Life for Indonesia's middle class just got a little sweeter, courtesy of some Silicon Valley investors.
On Monday, 500 Startups, a venture capital firm founded by Google and PayPal alums, wrote an undisclosed six-figure check to YesBoss, a 23-person startup based in Jakarta, Indonesia.
As its name implies, YesBoss aims to please.
The 4-month-old business works like this: You send a text to YesBoss with a specific request for something, like a flight to Tokyo next Friday, tickets to next week's badminton tournament (it's big in Indonesia) or anything else you can imagine. Really.
"There are no limits as long as it's legal," the company says. YesBoss workers search for the best deals, handle the details and then, in theory, you get what you asked for.
The cost of the service is built into the final cost of the product or service that YesBoss helped arrange.
Indonesia is a massive market, with 74 million middle-class and affluent consumers as of 2013, according to the Boston Consulting Group. The firm predicts that figure will double by 2020. Not bad, but YesBoss has even bigger plans, says investing partner Khailee Ng of 500 Startups. It is also studying an expansion into a "big region" outside of Southeast Asia, said Ng.
And why not? Startups around the world are seeing a growing class of consumers willing to pay someone else to do the chores, errands and dirty work they'd rather avoid. Call it the Uber effect. More people are using their mobile phones to order services from the likes of private drivers, masseurs and dog walkers, and they wanted them 15 minutes ago.
Australia-based Sherpa promises to deliver or pick up almost anything within two hours for consumers in Sydney, Melbourne, Brisbane, Adelaide and Perth as well as Auckland, New Zealand.
New York-based GoButler unleashes trained real-life "heroes" who act like your round-the-clock concierge via text for folks in the UK, Germany, Austria, Switzerland, Canada as well as the US.
While these and some other companies have found some success overseas, there are numerous other startups in the US.
The namesake app from San Francisco-based TaskRabbit will help you find someone to do your household chores, from washing your windows to assembling your IKEA furniture. It's available in 19 cities, including New York, Boston, Chicago, Houston and Los Angeles.
Then there's Alfred, which sounds like a stereotypical butler's name for good reason. The New York-based app maker will help outsource your tedious household chores, from washing clothes to sorting the mail and stocking the fridge.

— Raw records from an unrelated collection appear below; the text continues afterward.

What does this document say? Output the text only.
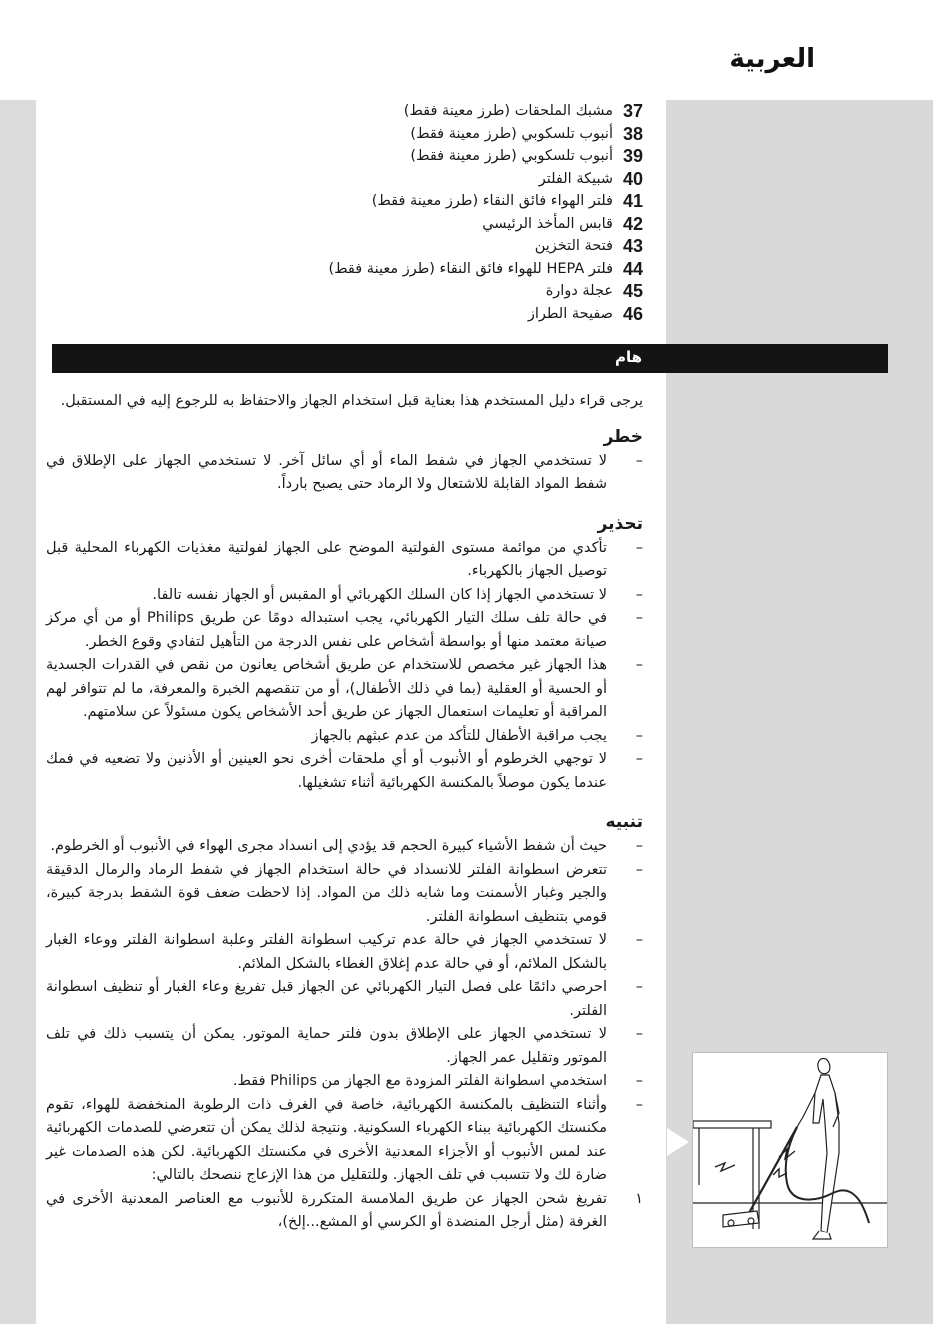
العربية
37
مشبك الملحقات (طرز معينة فقط)
38
أنبوب تلسكوبي (طرز معينة فقط)
39
أنبوب تلسكوبي (طرز معينة فقط)
40
شبيكة الفلتر
41
فلتر الهواء فائق النقاء (طرز معينة فقط)
42
قابس المأخذ الرئيسي
43
فتحة التخزين
44
فلتر HEPA للهواء فائق النقاء (طرز معينة فقط)
45
عجلة دوارة
46
صفيحة الطراز
هام
يرجى قراء دليل المستخدم هذا بعناية قبل استخدام الجهاز والاحتفاظ به للرجوع إليه في المستقبل.
خطر
–
لا تستخدمي الجهاز في شفط الماء أو أي سائل آخر. لا تستخدمي الجهاز على الإطلاق في شفط المواد القابلة للاشتعال ولا الرماد حتى يصبح بارداً.
تحذير
–
تأكدي من موائمة مستوى الفولتية الموضح على الجهاز لفولتية مغذيات الكهرباء المحلية قبل توصيل الجهاز بالكهرباء.
–
لا تستخدمي الجهاز إذا كان السلك الكهربائي أو المقبس أو الجهاز نفسه تالفا.
–
في حالة تلف سلك التيار الكهربائي، يجب استبداله دومًا عن طريق Philips أو من أي مركز صيانة معتمد منها أو بواسطة أشخاص على نفس الدرجة من التأهيل لتفادي وقوع الخطر.
–
هذا الجهاز غير مخصص للاستخدام عن طريق أشخاص يعانون من نقص في القدرات الجسدية أو الحسية أو العقلية (بما في ذلك الأطفال)، أو من تنقصهم الخبرة والمعرفة، ما لم تتوافر لهم المراقبة أو تعليمات استعمال الجهاز عن طريق أحد الأشخاص يكون مسئولاً عن سلامتهم.
–
يجب مراقبة الأطفال للتأكد من عدم عبثهم بالجهاز
–
لا توجهي الخرطوم أو الأنبوب أو أي ملحقات أخرى نحو العينين أو الأذنين ولا تضعيه في فمك عندما يكون موصلاً بالمكنسة الكهربائية أثناء تشغيلها.
تنبيه
–
حيث أن شفط الأشياء كبيرة الحجم قد يؤدي إلى انسداد مجرى الهواء في الأنبوب أو الخرطوم.
–
تتعرض اسطوانة الفلتر للانسداد في حالة استخدام الجهاز في شفط الرماد والرمال الدقيقة والجير وغبار الأسمنت وما شابه ذلك من المواد. إذا لاحظت ضعف قوة الشفط بدرجة كبيرة، قومي بتنظيف اسطوانة الفلتر.
–
لا تستخدمي الجهاز في حالة عدم تركيب اسطوانة الفلتر وعلبة اسطوانة الفلتر ووعاء الغبار بالشكل الملائم، أو في حالة عدم إغلاق الغطاء بالشكل الملائم.
–
احرصي دائمًا على فصل التيار الكهربائي عن الجهاز قبل تفريغ وعاء الغبار أو تنظيف اسطوانة الفلتر.
–
لا تستخدمي الجهاز على الإطلاق بدون فلتر حماية الموتور. يمكن أن يتسبب ذلك في تلف الموتور وتقليل عمر الجهاز.
–
استخدمي اسطوانة الفلتر المزودة مع الجهاز من Philips فقط.
–
وأثناء التنظيف بالمكنسة الكهربائية، خاصة في الغرف ذات الرطوبة المنخفضة للهواء، تقوم مكنستك الكهربائية ببناء الكهرباء السكونية. ونتيجة لذلك يمكن أن تتعرضي للصدمات الكهربائية عند لمس الأنبوب أو الأجزاء المعدنية الأخرى في مكنستك الكهربائية. لكن هذه الصدمات غير ضارة لك ولا تتسبب في تلف الجهاز. وللتقليل من هذا الإزعاج ننصحك بالتالي:
١
تفريغ شحن الجهاز عن طريق الملامسة المتكررة للأنبوب مع العناصر المعدنية الأخرى في الغرفة (مثل أرجل المنضدة أو الكرسي أو المشع...إلخ)،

Magic of San Francisco says it'll get you anything you want (that's not illegal) and will deliver it where you want it. No, for the record, it won't deliver a live tiger. People frequently use Magic for help with everyday tasks like ordering and delivering food, cleaning the house and booking flights, said CEO Mike Chen. But they've also texted Magic to deliver thousands of pounds of dirt to a construction site and to commission a skywriting plane, he said.
"We're getting wired for speed," says Tom Caporaso, CEO of Clarus Commerce, which makes software for e-commerce companies. "Speed is becoming a predominant factor in these types of services. It's becoming the new norm."

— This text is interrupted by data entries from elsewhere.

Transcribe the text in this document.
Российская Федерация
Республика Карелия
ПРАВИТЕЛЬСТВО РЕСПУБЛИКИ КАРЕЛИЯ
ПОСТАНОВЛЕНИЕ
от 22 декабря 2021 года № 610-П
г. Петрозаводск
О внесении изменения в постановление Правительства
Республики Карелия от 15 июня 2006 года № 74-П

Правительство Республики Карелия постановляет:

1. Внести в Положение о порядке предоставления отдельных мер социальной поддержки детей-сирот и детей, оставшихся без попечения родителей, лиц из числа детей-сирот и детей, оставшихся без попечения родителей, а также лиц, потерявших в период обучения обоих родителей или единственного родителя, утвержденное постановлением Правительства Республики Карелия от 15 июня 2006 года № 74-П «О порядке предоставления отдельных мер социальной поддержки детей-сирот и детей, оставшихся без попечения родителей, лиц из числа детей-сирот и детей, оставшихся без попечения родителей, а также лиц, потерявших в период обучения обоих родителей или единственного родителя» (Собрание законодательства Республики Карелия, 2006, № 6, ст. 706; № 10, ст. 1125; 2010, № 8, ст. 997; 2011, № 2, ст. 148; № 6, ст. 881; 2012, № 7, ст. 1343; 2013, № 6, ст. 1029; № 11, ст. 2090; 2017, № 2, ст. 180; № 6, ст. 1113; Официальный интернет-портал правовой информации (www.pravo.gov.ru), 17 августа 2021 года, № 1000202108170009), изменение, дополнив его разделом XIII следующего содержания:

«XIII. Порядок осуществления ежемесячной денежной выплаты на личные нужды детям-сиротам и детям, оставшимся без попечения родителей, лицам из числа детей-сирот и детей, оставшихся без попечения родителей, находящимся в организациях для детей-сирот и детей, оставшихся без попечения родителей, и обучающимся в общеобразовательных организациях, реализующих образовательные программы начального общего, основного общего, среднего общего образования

And Caporaso also sees another appeal: the lure of living like a boss on the cheap.
You can see that in the startups' names. YesBoss has the right deferential tone for a servant, Alfred conjures up an image of the quintessential butler, and Sherpas are the Himalayan mountain folk who haul gear for well-heeled climbers.
"Everyone wants [a] luxury experience without fixed or high cost," 500 Startup's Ng said in an email. "Every country with a growing population will be receptive to what YesBoss can do for them."

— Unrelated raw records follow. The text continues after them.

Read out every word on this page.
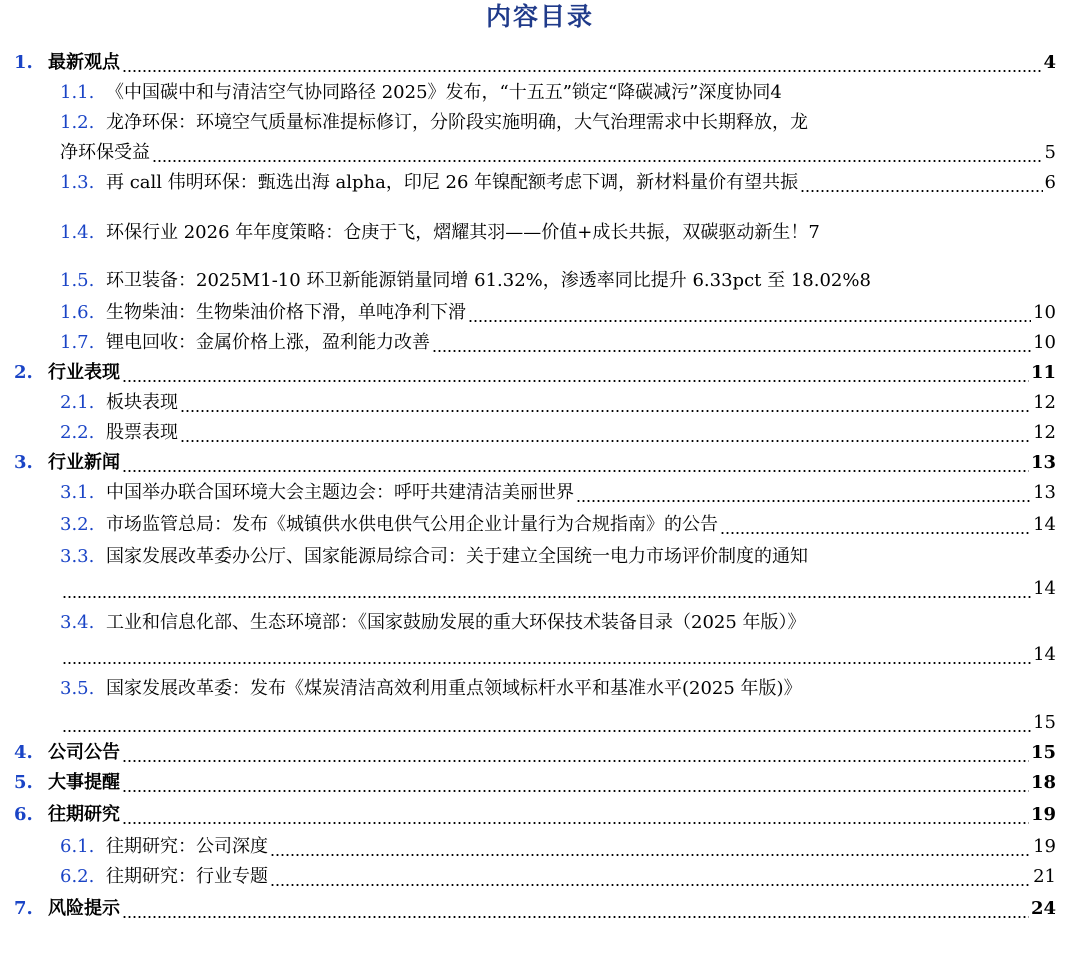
内容目录
1. 最新观点	4
1.1. 《中国碳中和与清洁空气协同路径 2025》发布，“十五五”锁定“降碳减污”深度协同 4
1.2. 龙净环保：环境空气质量标准提标修订，分阶段实施明确，大气治理需求中长期释放，龙
净环保受益	5
1.3. 再 call 伟明环保：甄选出海 alpha，印尼 26 年镍配额考虑下调，新材料量价有望共振	6
1.4. 环保行业 2026 年年度策略：仓庚于飞，熠耀其羽——价值+成长共振，双碳驱动新生！ 7
1.5. 环卫装备：2025M1-10 环卫新能源销量同增 61.32%，渗透率同比提升 6.33pct 至 18.02% 8
1.6. 生物柴油：生物柴油价格下滑，单吨净利下滑	10
1.7. 锂电回收：金属价格上涨，盈利能力改善	10
2. 行业表现	11
2.1. 板块表现	12
2.2. 股票表现	12
3. 行业新闻	13
3.1. 中国举办联合国环境大会主题边会：呼吁共建清洁美丽世界	13
3.2. 市场监管总局：发布《城镇供水供电供气公用企业计量行为合规指南》的公告	14
3.3. 国家发展改革委办公厅、国家能源局综合司：关于建立全国统一电力市场评价制度的通知
14
3.4. 工业和信息化部、生态环境部：《国家鼓励发展的重大环保技术装备目录（2025 年版）》
14
3.5. 国家发展改革委：发布《煤炭清洁高效利用重点领域标杆水平和基准水平(2025 年版)》
15
4. 公司公告	15
5. 大事提醒	18
6. 往期研究	19
6.1. 往期研究：公司深度	19
6.2. 往期研究：行业专题	21
7. 风险提示	24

So far, more than 6,000 Indonesian consumers have signed up for YesBoss. But neither YesBoss nor Magic will disclose just how many people they've helped, or flowers they've delivered, backrubs they've scheduled, pants they've pressed or clothes they've folded.
For now, investors appear optimistic. Magic reportedly received a $12 million investment earlier this year from Sequoia Capital, one of Silicon Valley's most prominent venture capital firms. Alfred raised $10.5 million in April.
What remains to be seen is if these and other ventures can turn a profit from our growing laziness.
In the meantime, Jeeves, bring a beer over here.
Correction, October 15 at 2:48 p.m. PT: This story incorrectly stated the location of GoButler's headquarters. The company is based in New York. Locations where Sherpa and GoButler operate were also added.